Soul Sucker by Kayla Maurais

Soul Sucker by Kayla Maurais

Author:Kayla Maurais [Kayla Maurais]
Language: eng
Format: epub
Publisher: Kayla Maurais
Published: 2023-03-13T00:00:00+00:00


An unsteady stream of lukewarm water washes over me.

Whether it was ever hot to begin with is a mystery. I press my forehead against the scum-crusted tile. Sudsy clumps of muscle matter clog the drain. It catches on my toes.

I grimace and shake it loose. There’s nothing more I could have done today. According to Dash, taking the night off is acceptable. Doing absolutely nothing for a little bit is too.

So, why does it feel like we’re giving up?

Why does it still feel like we’re wasting time?

I flip the faucet, and the trickle of water lessens to a steady drip. I draw back the curtain and fumble for the towel to dry myself off. It’s stiff and scratchy, and it barely does the job. In the mirror, I wipe a clean streak. My reflection comes into focus. My hair, which usually sits past my shoulders, is now a tangled mess. The dark circles under my eyes have deepened.

I prod the small gash in my lower lip. I’m not sure when it happened. Maybe I sliced it at the Bone Bridge, or maybe it happened in Lake Ichor. Either way, the cold compresses and ointment from my healing kit are long gone.

I settle for a bit of toilet paper and dab it dry the best I can. As I toss the crumpled paper, I notice a heap of other paper in the can. A whole mess of it, soaked in black blood.

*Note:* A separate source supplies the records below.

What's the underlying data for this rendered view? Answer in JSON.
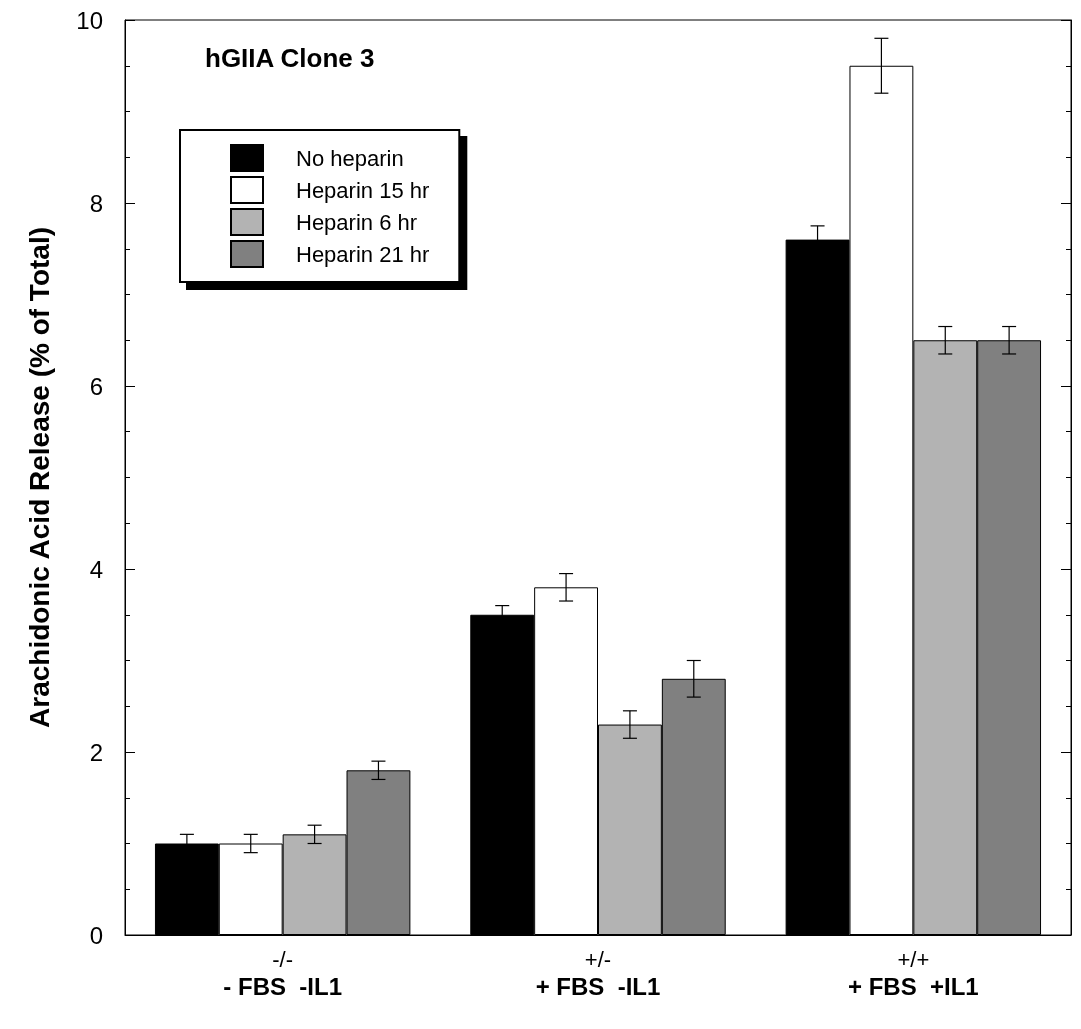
{
  "chart_data": {
    "type": "bar",
    "title": "hGIIA Clone 3",
    "ylabel": "Arachidonic Acid Release (% of Total)",
    "categories": [
      "-/-\n- FBS  -IL1",
      "+/-\n+ FBS  -IL1",
      "+/+\n+ FBS  +IL1"
    ],
    "series": [
      {
        "name": "No heparin",
        "color": "#000000",
        "values": [
          1.0,
          3.5,
          7.6
        ],
        "errors": [
          0.1,
          0.1,
          0.15
        ]
      },
      {
        "name": "Heparin 15 hr",
        "color": "#ffffff",
        "values": [
          1.0,
          3.8,
          9.5
        ],
        "errors": [
          0.1,
          0.15,
          0.3
        ]
      },
      {
        "name": "Heparin 6 hr",
        "color": "#b3b3b3",
        "values": [
          1.1,
          2.3,
          6.5
        ],
        "errors": [
          0.1,
          0.15,
          0.15
        ]
      },
      {
        "name": "Heparin 21 hr",
        "color": "#808080",
        "values": [
          1.8,
          2.8,
          6.5
        ],
        "errors": [
          0.1,
          0.2,
          0.15
        ]
      }
    ],
    "ylim": [
      0,
      10
    ],
    "yticks": [
      0,
      2,
      4,
      6,
      8,
      10
    ],
    "grid": false,
    "legend": "top left"
  }
}
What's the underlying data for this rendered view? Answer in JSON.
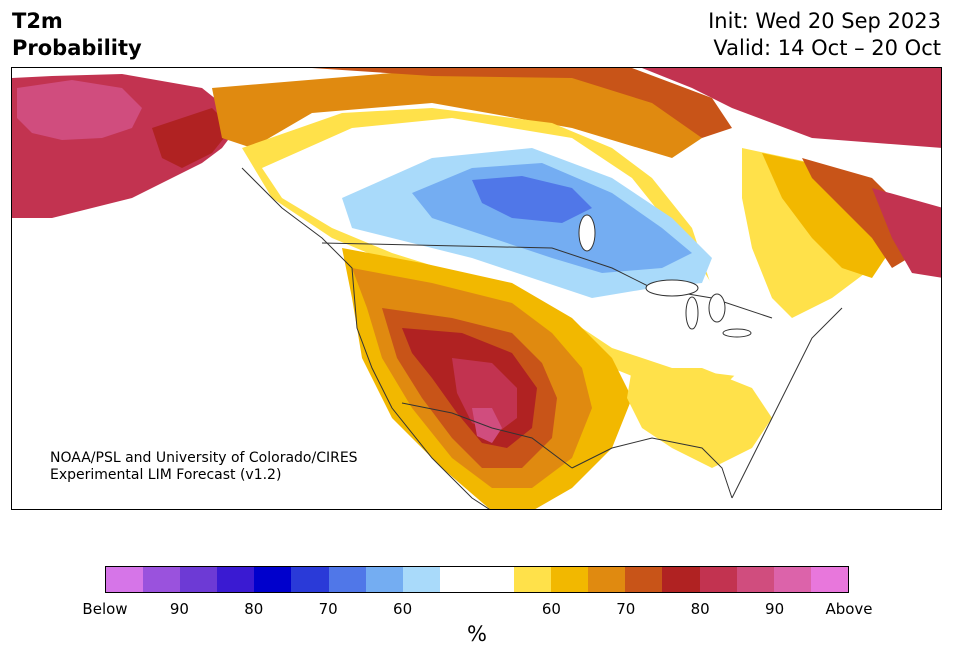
{
  "title": {
    "variable": "T2m",
    "type": "Probability"
  },
  "dates": {
    "init": "Init: Wed 20 Sep 2023",
    "valid": "Valid: 14 Oct – 20 Oct"
  },
  "credit": {
    "line1": "NOAA/PSL and University of Colorado/CIRES",
    "line2": "Experimental LIM Forecast (v1.2)"
  },
  "colorbar": {
    "unit": "%",
    "colors": [
      "#d675e8",
      "#9a52dd",
      "#6d3ad5",
      "#3a1ad2",
      "#0000cc",
      "#2a3ad8",
      "#5077e8",
      "#74adf2",
      "#a9dafa",
      "#ffffff",
      "#ffffff",
      "#ffe14a",
      "#f2b800",
      "#e08a10",
      "#c85418",
      "#b02222",
      "#c23350",
      "#d04d7e",
      "#dc63aa",
      "#e877dc"
    ],
    "ticks": [
      "Below",
      "90",
      "80",
      "70",
      "60",
      "60",
      "70",
      "80",
      "90",
      "Above"
    ]
  },
  "legend_colors": {
    "below_light": "#a9dafa",
    "below_mid": "#74adf2",
    "below_strong": "#5077e8",
    "above_light": "#ffe14a",
    "above_mid": "#f2b800",
    "above_orange": "#e08a10",
    "above_dark_orange": "#c85418",
    "above_red": "#b02222",
    "above_crimson": "#c23350",
    "above_pink": "#d04d7e"
  }
}
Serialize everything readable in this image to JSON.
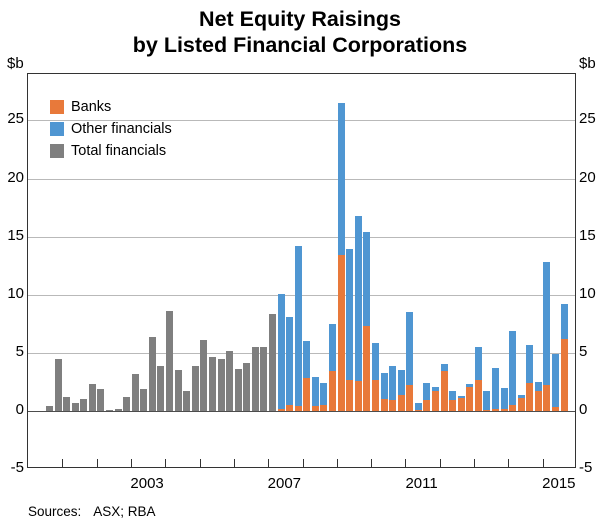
{
  "title": {
    "line1": "Net Equity Raisings",
    "line2": "by Listed Financial Corporations"
  },
  "axis": {
    "unit": "$b",
    "ymin": -5,
    "ymax": 29,
    "yticks": [
      -5,
      0,
      5,
      10,
      15,
      20,
      25
    ],
    "x_start_year": 2000,
    "x_end_year": 2016,
    "year_labels": [
      2003,
      2007,
      2011,
      2015
    ]
  },
  "legend": {
    "items": [
      {
        "label": "Banks",
        "color": "#e8793a"
      },
      {
        "label": "Other financials",
        "color": "#4f96d2"
      },
      {
        "label": "Total financials",
        "color": "#7f7f7f"
      }
    ]
  },
  "source": {
    "prefix": "Sources:",
    "value": "ASX; RBA"
  },
  "chart_data": {
    "type": "bar",
    "stacked": true,
    "title": "Net Equity Raisings by Listed Financial Corporations",
    "ylabel": "$b",
    "ylim": [
      -5,
      29
    ],
    "grid": true,
    "legend_position": "top-left-inside",
    "colors": {
      "banks": "#e8793a",
      "other_financials": "#4f96d2",
      "total_financials": "#7f7f7f"
    },
    "note": "Quarterly net equity raisings, $ billions. Grey bars = Total financials (2000Q3-2007Q1); stacked bars = Banks + Other financials (2007Q2-2015Q3).",
    "quarters": [
      {
        "p": "2000Q3",
        "total": 0.4
      },
      {
        "p": "2000Q4",
        "total": 4.5
      },
      {
        "p": "2001Q1",
        "total": 1.2
      },
      {
        "p": "2001Q2",
        "total": 0.7
      },
      {
        "p": "2001Q3",
        "total": 1.0
      },
      {
        "p": "2001Q4",
        "total": 2.3
      },
      {
        "p": "2002Q1",
        "total": 1.9
      },
      {
        "p": "2002Q2",
        "total": 0.05
      },
      {
        "p": "2002Q3",
        "total": 0.15
      },
      {
        "p": "2002Q4",
        "total": 1.2
      },
      {
        "p": "2003Q1",
        "total": 3.2
      },
      {
        "p": "2003Q2",
        "total": 1.9
      },
      {
        "p": "2003Q3",
        "total": 6.4
      },
      {
        "p": "2003Q4",
        "total": 3.9
      },
      {
        "p": "2004Q1",
        "total": 8.6
      },
      {
        "p": "2004Q2",
        "total": 3.5
      },
      {
        "p": "2004Q3",
        "total": 1.7
      },
      {
        "p": "2004Q4",
        "total": 3.9
      },
      {
        "p": "2005Q1",
        "total": 6.1
      },
      {
        "p": "2005Q2",
        "total": 4.6
      },
      {
        "p": "2005Q3",
        "total": 4.5
      },
      {
        "p": "2005Q4",
        "total": 5.2
      },
      {
        "p": "2006Q1",
        "total": 3.6
      },
      {
        "p": "2006Q2",
        "total": 4.1
      },
      {
        "p": "2006Q3",
        "total": 5.5
      },
      {
        "p": "2006Q4",
        "total": 5.5
      },
      {
        "p": "2007Q1",
        "total": 8.3
      },
      {
        "p": "2007Q2",
        "banks": 0.2,
        "other": 9.9
      },
      {
        "p": "2007Q3",
        "banks": 0.5,
        "other": 7.6
      },
      {
        "p": "2007Q4",
        "banks": 0.4,
        "other": 13.8
      },
      {
        "p": "2008Q1",
        "banks": 2.8,
        "other": 3.2
      },
      {
        "p": "2008Q2",
        "banks": 0.4,
        "other": 2.5
      },
      {
        "p": "2008Q3",
        "banks": 0.5,
        "other": 1.9
      },
      {
        "p": "2008Q4",
        "banks": 3.4,
        "other": 4.1
      },
      {
        "p": "2009Q1",
        "banks": 13.4,
        "other": 13.1
      },
      {
        "p": "2009Q2",
        "banks": 2.7,
        "other": 11.2
      },
      {
        "p": "2009Q3",
        "banks": 2.6,
        "other": 14.2
      },
      {
        "p": "2009Q4",
        "banks": 7.3,
        "other": 8.1
      },
      {
        "p": "2010Q1",
        "banks": 2.7,
        "other": 3.15
      },
      {
        "p": "2010Q2",
        "banks": 1.0,
        "other": 2.3
      },
      {
        "p": "2010Q3",
        "banks": 0.9,
        "other": 3.0
      },
      {
        "p": "2010Q4",
        "banks": 1.4,
        "other": 2.1
      },
      {
        "p": "2011Q1",
        "banks": 2.2,
        "other": 6.35
      },
      {
        "p": "2011Q2",
        "banks": 0.1,
        "other": 0.6
      },
      {
        "p": "2011Q3",
        "banks": 0.9,
        "other": 1.5
      },
      {
        "p": "2011Q4",
        "banks": 1.7,
        "other": 0.4
      },
      {
        "p": "2012Q1",
        "banks": 3.4,
        "other": 0.6
      },
      {
        "p": "2012Q2",
        "banks": 0.9,
        "other": 0.8
      },
      {
        "p": "2012Q3",
        "banks": 1.1,
        "other": 0.2
      },
      {
        "p": "2012Q4",
        "banks": 2.1,
        "other": 0.2
      },
      {
        "p": "2013Q1",
        "banks": 2.7,
        "other": 2.8
      },
      {
        "p": "2013Q2",
        "banks": 0.1,
        "other": 1.6
      },
      {
        "p": "2013Q3",
        "banks": 0.15,
        "other": 3.55
      },
      {
        "p": "2013Q4",
        "banks": 0.15,
        "other": 1.85
      },
      {
        "p": "2014Q1",
        "banks": 0.5,
        "other": 6.35
      },
      {
        "p": "2014Q2",
        "banks": 1.1,
        "other": 0.3
      },
      {
        "p": "2014Q3",
        "banks": 2.4,
        "other": 3.3
      },
      {
        "p": "2014Q4",
        "banks": 1.7,
        "other": 0.8
      },
      {
        "p": "2015Q1",
        "banks": 2.2,
        "other": 10.65
      },
      {
        "p": "2015Q2",
        "banks": 0.3,
        "other": 4.6
      },
      {
        "p": "2015Q3",
        "banks": 6.2,
        "other": 3.0
      }
    ]
  }
}
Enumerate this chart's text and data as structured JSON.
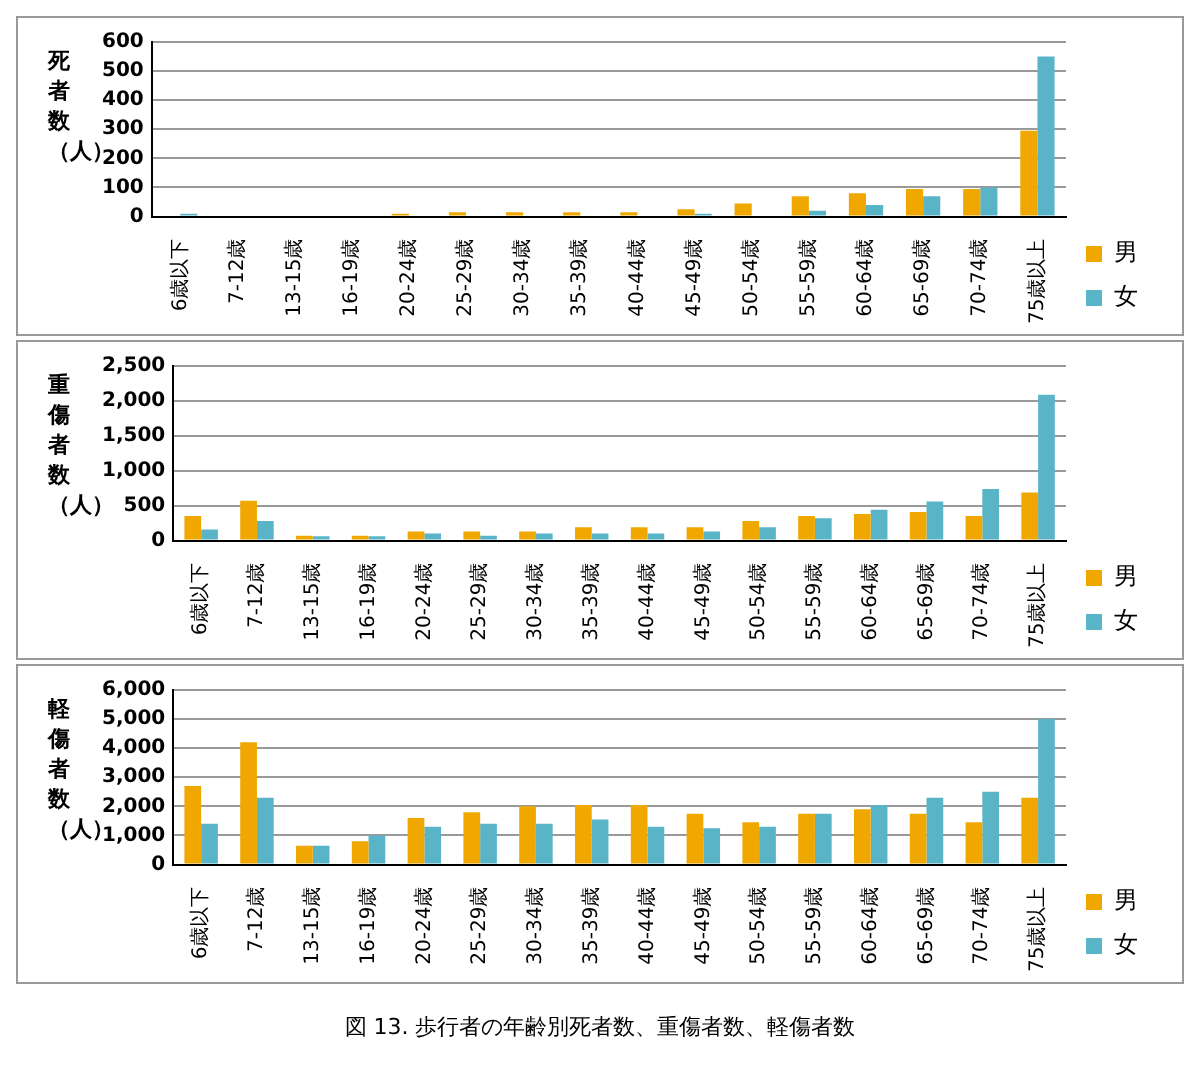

Question is—Dash’s or Euphoria’s? My stomach churns. Not Dash. He still has time. He’s okay. But for how long? He and Euphoria mentioned a cure, and I can hypothesize based on what I know about parasites all I want, but without doing more research, I know nothing about the damage it could pose to Dash.

If the troll Gallivant hadn’t gotten soaked, I could have contacted Dad, Mom, or even Aunt Merik for help by now. An extraction, further instructions—anything.

But we have nothing. No one. That scares me. Leaves me desperate. Vulnerable.

Mom and Dash like that word. Dad despises it with his entire being. I know why. Gods, I know why. Because being vulnerable SUCKS. Not even in the manner of being a perfectly polished leader or an Enforcer. Vulnerability causes you pain. It makes you weak and emotional. It lowers your guard. It clouds your judgment and makes you impulsive.

I can’t afford to be any of that right now.

A pile of items has been left for me by the door. Dash hasn’t been able to stretch his fingers recreationally since we arrived, and I bet the urge to pull was pressing, but this is more than I expected. A new set of clothes, including a long plum cardigan and knee-high boots, sturdy enough to make a getaway in pressing situations. Atop the clothes is a pouch of lunar root capsules that I’m assuming will stop my bleeding because there isn’t anything else to, an amethyst crystal necklace on a leather cord, two bars of chocolate, a new hairbrush with elastic ties, and a roller bottle of lavender essential oil perfume.